O Nascimento da Pureza se deu quando foi promulgada, em 23
de abril de 1516, pelo Duque Guilherme IV da Baviera, a Reinheitsgebot, a
famosa Lei da Pureza da Cerveja Alemã. Ela é considerada uma das
regulamentações de segurança alimentar mais antigas do mundo ainda em vigor. Originalmente,
a lei era curta e grossa: a cerveja só poderia levar três ingredientes: água,
malte de cevada e lúpulo. (Há um bar em Viena que se chama 1516, em homenagem à Lei.)
A lei imposta, teve foco em três objetivos:
Proteção ao Consumidor: Evitar que ervas tóxicas ou
ingredientes bizarros (como cogumelos alucinógenos) fossem usados para baratear
a produção. (Há também a versão de que o governo recebia, em forma de pagamento de impostos, a entrega compulsória de cervejas, essas muito ruins, mal feitas.
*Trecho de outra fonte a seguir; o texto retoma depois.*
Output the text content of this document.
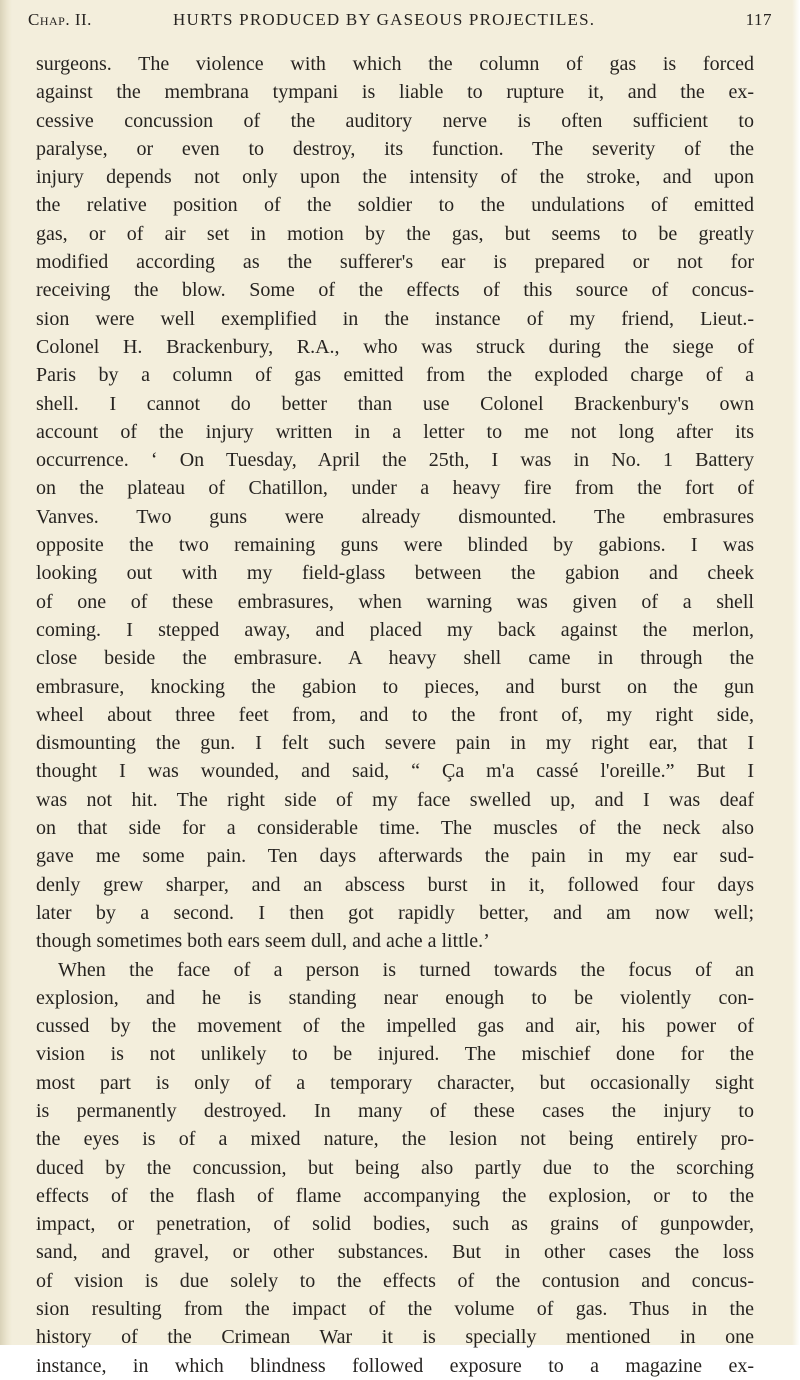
Chap. II.	HURTS PRODUCED BY GASEOUS PROJECTILES.	117
surgeons. The violence with which the column of gas is forced
against the membrana tympani is liable to rupture it, and the ex-
cessive concussion of the auditory nerve is often sufficient to
paralyse, or even to destroy, its function. The severity of the
injury depends not only upon the intensity of the stroke, and upon
the relative position of the soldier to the undulations of emitted
gas, or of air set in motion by the gas, but seems to be greatly
modified according as the sufferer's ear is prepared or not for
receiving the blow. Some of the effects of this source of concus-
sion were well exemplified in the instance of my friend, Lieut.-
Colonel H. Brackenbury, R.A., who was struck during the siege of
Paris by a column of gas emitted from the exploded charge of a
shell. I cannot do better than use Colonel Brackenbury's own
account of the injury written in a letter to me not long after its
occurrence. ‘ On Tuesday, April the 25th, I was in No. 1 Battery
on the plateau of Chatillon, under a heavy fire from the fort of
Vanves. Two guns were already dismounted. The embrasures
opposite the two remaining guns were blinded by gabions. I was
looking out with my field-glass between the gabion and cheek
of one of these embrasures, when warning was given of a shell
coming. I stepped away, and placed my back against the merlon,
close beside the embrasure. A heavy shell came in through the
embrasure, knocking the gabion to pieces, and burst on the gun
wheel about three feet from, and to the front of, my right side,
dismounting the gun. I felt such severe pain in my right ear, that I
thought I was wounded, and said, “ Ça m'a cassé l'oreille.” But I
was not hit. The right side of my face swelled up, and I was deaf
on that side for a considerable time. The muscles of the neck also
gave me some pain. Ten days afterwards the pain in my ear sud-
denly grew sharper, and an abscess burst in it, followed four days
later by a second. I then got rapidly better, and am now well;
though sometimes both ears seem dull, and ache a little.’
When the face of a person is turned towards the focus of an
explosion, and he is standing near enough to be violently con-
cussed by the movement of the impelled gas and air, his power of
vision is not unlikely to be injured. The mischief done for the
most part is only of a temporary character, but occasionally sight
is permanently destroyed. In many of these cases the injury to
the eyes is of a mixed nature, the lesion not being entirely pro-
duced by the concussion, but being also partly due to the scorching
effects of the flash of flame accompanying the explosion, or to the
impact, or penetration, of solid bodies, such as grains of gunpowder,
sand, and gravel, or other substances. But in other cases the loss
of vision is due solely to the effects of the contusion and concus-
sion resulting from the impact of the volume of gas. Thus in the
history of the Crimean War it is specially mentioned in one
instance, in which blindness followed exposure to a magazine ex-
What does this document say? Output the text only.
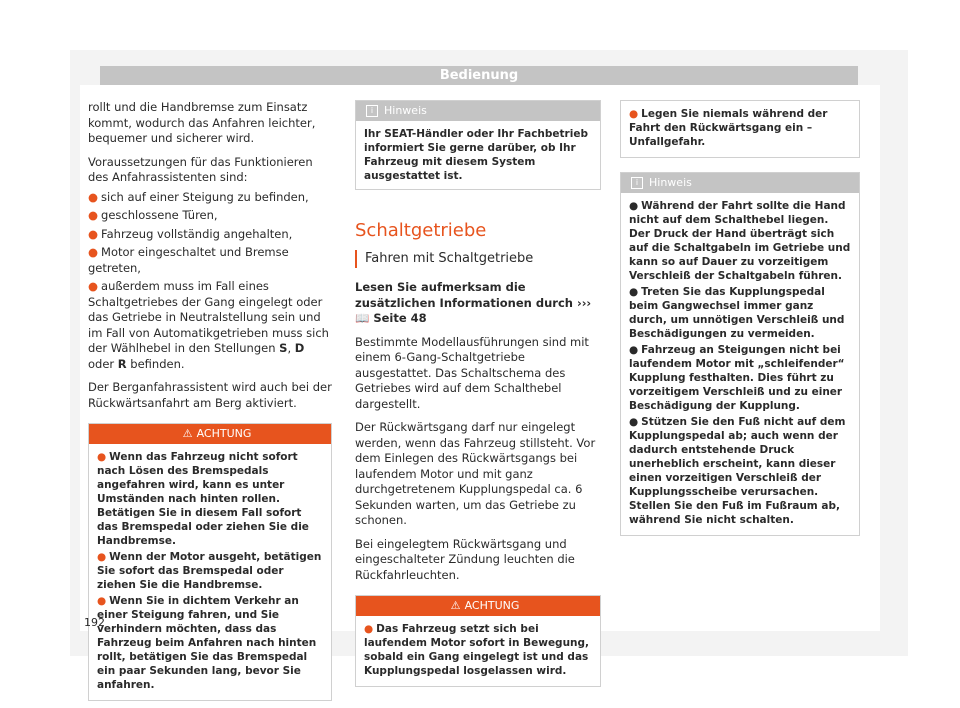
Bedienung

rollt und die Handbremse zum Einsatz kommt, wodurch das Anfahren leichter, bequemer und sicherer wird.

Voraussetzungen für das Funktionieren des Anfahrassistenten sind:

● sich auf einer Steigung zu befinden,
● geschlossene Türen,
● Fahrzeug vollständig angehalten,
● Motor eingeschaltet und Bremse getreten,
● außerdem muss im Fall eines Schaltgetriebes der Gang eingelegt oder das Getriebe in Neutralstellung sein und im Fall von Automatikgetrieben muss sich der Wählhebel in den Stellungen S, D oder R befinden.

Der Berganfahrassistent wird auch bei der Rückwärtsanfahrt am Berg aktiviert.

⚠ ACHTUNG
● Wenn das Fahrzeug nicht sofort nach Lösen des Bremspedals angefahren wird, kann es unter Umständen nach hinten rollen. Betätigen Sie in diesem Fall sofort das Bremspedal oder ziehen Sie die Handbremse.
● Wenn der Motor ausgeht, betätigen Sie sofort das Bremspedal oder ziehen Sie die Handbremse.
● Wenn Sie in dichtem Verkehr an einer Steigung fahren, und Sie verhindern möchten, dass das Fahrzeug beim Anfahren nach hinten rollt, betätigen Sie das Bremspedal ein paar Sekunden lang, bevor Sie anfahren.
i Hinweis
Ihr SEAT-Händler oder Ihr Fachbetrieb informiert Sie gerne darüber, ob Ihr Fahrzeug mit diesem System ausgestattet ist.
Schaltgetriebe
Fahren mit Schaltgetriebe

Lesen Sie aufmerksam die zusätzlichen Informationen durch ››› 📖 Seite 48

Bestimmte Modellausführungen sind mit einem 6-Gang-Schaltgetriebe ausgestattet. Das Schaltschema des Getriebes wird auf dem Schalthebel dargestellt.

Der Rückwärtsgang darf nur eingelegt werden, wenn das Fahrzeug stillsteht. Vor dem Einlegen des Rückwärtsgangs bei laufendem Motor und mit ganz durchgetretenem Kupplungspedal ca. 6 Sekunden warten, um das Getriebe zu schonen.

Bei eingelegtem Rückwärtsgang und eingeschalteter Zündung leuchten die Rückfahrleuchten.

⚠ ACHTUNG
● Das Fahrzeug setzt sich bei laufendem Motor sofort in Bewegung, sobald ein Gang eingelegt ist und das Kupplungspedal losgelassen wird.
● Legen Sie niemals während der Fahrt den Rückwärtsgang ein – Unfallgefahr.
i Hinweis
● Während der Fahrt sollte die Hand nicht auf dem Schalthebel liegen. Der Druck der Hand überträgt sich auf die Schaltgabeln im Getriebe und kann so auf Dauer zu vorzeitigem Verschleiß der Schaltgabeln führen.
● Treten Sie das Kupplungspedal beim Gangwechsel immer ganz durch, um unnötigen Verschleiß und Beschädigungen zu vermeiden.
● Fahrzeug an Steigungen nicht bei laufendem Motor mit „schleifender“ Kupplung festhalten. Dies führt zu vorzeitigem Verschleiß und zu einer Beschädigung der Kupplung.
● Stützen Sie den Fuß nicht auf dem Kupplungspedal ab; auch wenn der dadurch entstehende Druck unerheblich erscheint, kann dieser einen vorzeitigen Verschleiß der Kupplungsscheibe verursachen. Stellen Sie den Fuß im Fußraum ab, während Sie nicht schalten.
192
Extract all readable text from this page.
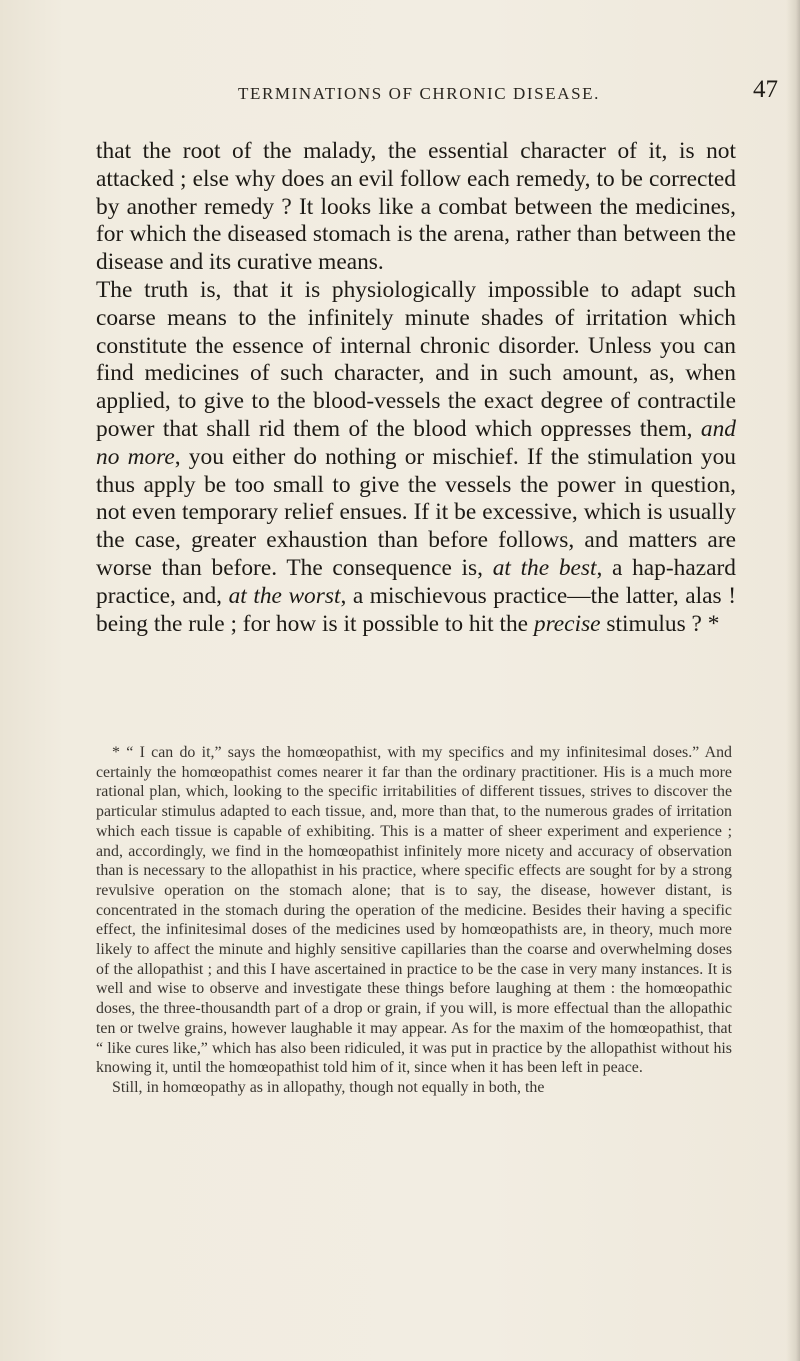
TERMINATIONS OF CHRONIC DISEASE.	47

that the root of the malady, the essential character of it, is not attacked ; else why does an evil follow each remedy, to be corrected by another remedy ? It looks like a combat between the medicines, for which the diseased stomach is the arena, rather than between the disease and its curative means.

The truth is, that it is physiologically impossible to adapt such coarse means to the infinitely minute shades of irritation which constitute the essence of internal chronic disorder. Unless you can find medicines of such character, and in such amount, as, when applied, to give to the blood-vessels the exact degree of contractile power that shall rid them of the blood which oppresses them, and no more, you either do nothing or mischief. If the stimulation you thus apply be too small to give the vessels the power in question, not even temporary relief ensues. If it be excessive, which is usually the case, greater exhaustion than before follows, and matters are worse than before. The consequence is, at the best, a hap-hazard practice, and, at the worst, a mischievous practice—the latter, alas ! being the rule ; for how is it possible to hit the precise stimulus ? *

* “ I can do it,” says the homœopathist, with my specifics and my infinitesimal doses.” And certainly the homœopathist comes nearer it far than the ordinary practitioner. His is a much more rational plan, which, looking to the specific irritabilities of different tissues, strives to discover the particular stimulus adapted to each tissue, and, more than that, to the numerous grades of irritation which each tissue is capable of exhibiting. This is a matter of sheer experiment and experience ; and, accordingly, we find in the homœopathist infinitely more nicety and accuracy of observation than is necessary to the allopathist in his practice, where specific effects are sought for by a strong revulsive operation on the stomach alone; that is to say, the disease, however distant, is concentrated in the stomach during the operation of the medicine. Besides their having a specific effect, the infinitesimal doses of the medicines used by homœopathists are, in theory, much more likely to affect the minute and highly sensitive capillaries than the coarse and overwhelming doses of the allopathist ; and this I have ascertained in practice to be the case in very many instances. It is well and wise to observe and investigate these things before laughing at them : the homœopathic doses, the three-thousandth part of a drop or grain, if you will, is more effectual than the allopathic ten or twelve grains, however laughable it may appear. As for the maxim of the homœopathist, that “ like cures like,” which has also been ridiculed, it was put in practice by the allopathist without his knowing it, until the homœopathist told him of it, since when it has been left in peace.

Still, in homœopathy as in allopathy, though not equally in both, the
A adulteração da
bebida, usando adjuntos, certamente irritou a Monarquia naqueles tempos.)
Segurança Alimentar: Reservar o trigo e o centeio para os
padeiros foi uma estratégia. Se os cervejeiros usassem esses grãos, o preço do
pão disparava e o povo corria o risco de passar fome.
Padronização: Criar um perfil de qualidade, colocaria as
cervejas da Alemanha num patamar de referência técnica, no mercado de cervejas, que se tornaria a marca registrada da
Alemanha.
Seja você um purista ou um fã de ousadias, o fato é que a
Reinheitsgebot ensinou o mundo a respeitar a base da cerveja. Quando uma bebida
é feita apenas com quatro ingredientes e, ainda assim, entrega uma complexidade absurda de aromas e sabores, sabemos que ali existe a verdadeira maestria do mestre cervejeiro.
Um brinde! Vou celebrar a data com uma caneca especial. Prosit!